Mal fumbled around in the bridge until he found the real world computer shunt that Rossck had set up for when they weren't in the simstim. He tapped at it, then whistled. "Okay," he said. "You've gotten more areospace fighters coming towards us than at the Battle of Gem. Good job, Venn. What's step two of the plan?"

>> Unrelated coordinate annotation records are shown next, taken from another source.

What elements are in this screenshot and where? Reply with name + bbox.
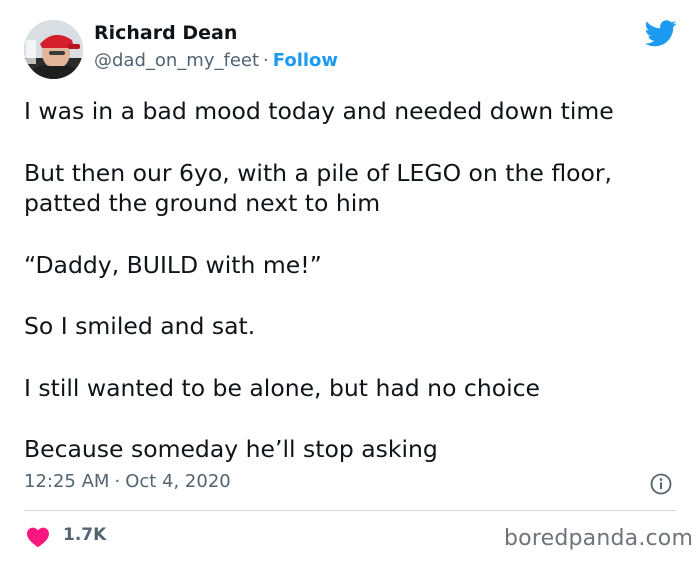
handle-separator: · (263, 50, 269, 71)
timestamp-separator: · (114, 471, 121, 492)
tweet-date: Oct 4, 2020 (125, 471, 231, 492)
handle-row: @dad_on_my_feet · Follow (94, 50, 338, 71)
follow-button[interactable]: Follow (273, 50, 338, 71)
tweet-line: “Daddy, BUILD with me!” (24, 250, 322, 279)
tweet-timestamp[interactable]: 12:25 AM · Oct 4, 2020 (24, 471, 231, 492)
twitter-bird-icon[interactable] (645, 20, 677, 47)
like-count[interactable]: 1.7K (63, 525, 106, 545)
tweet-line: But then our 6yo, with a pile of LEGO on… (24, 158, 613, 187)
tweet-line: Because someday he’ll stop asking (24, 435, 438, 463)
heart-icon[interactable] (26, 526, 50, 548)
tweet-time: 12:25 AM (24, 471, 110, 492)
tweet-line: I still wanted to be alone, but had no c… (24, 373, 541, 402)
tweet-line: So I smiled and sat. (24, 312, 256, 340)
user-name[interactable]: Richard Dean (94, 22, 237, 44)
info-icon[interactable] (650, 473, 672, 495)
watermark: boredpanda.com (504, 526, 694, 551)
tweet-line: I was in a bad mood today and needed dow… (24, 97, 614, 125)
avatar-image (24, 20, 83, 79)
avatar[interactable] (24, 20, 83, 79)
tweet-text: I was in a bad mood today and needed dow… (24, 96, 684, 465)
divider (24, 510, 676, 511)
user-handle[interactable]: @dad_on_my_feet (94, 50, 259, 71)
tweet-line: patted the ground next to him (24, 189, 381, 217)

"I'm improvising," I whispered.

"Goodie," Techne said.

It took an hour for the oncoming Hegemonic forces to match our orbit. The fighters were all escorting a single shuttle. The shuttle was nearly the same size as our corvette -- meaning it was packed enough a platoon of shocktroopers, or two if they had stripped down to subtech armor and guns. Which, considering I was a Liminal Knight, would make a huge amount of sense. But they didn't come close, not before the fighters carefully targeted our weapon blisters and slowly, carefully lasered them off at range with their com-lasers. The sounds that our hull made -- groaning and creaking -- as heat stress rippled through it made me wince.

Once we were toothless, save for our torpedo tubes (which they couldn't easily laser into bubbling slag), the shuttle approached.

"So, they're total fucking cowards, good to know," I said, trying to cover my nerves.

The clunk and groan and hiss of the airlocks connecting made my teeth ache. Techne and Rossck and Mal all hurried to stand between me and the airlock. I scowled and started to shove at them when the airlock door exploded inwards with a roar and a flash. My head reeled and my friends cried out in alarm -- and then, stepping through the smoke, came a heavy, digitigrade figure. A swirling cape caused the smoke to ripple and a glowing, whirring axe made of holographic light and suspended mono-molecular wire filled my gaze.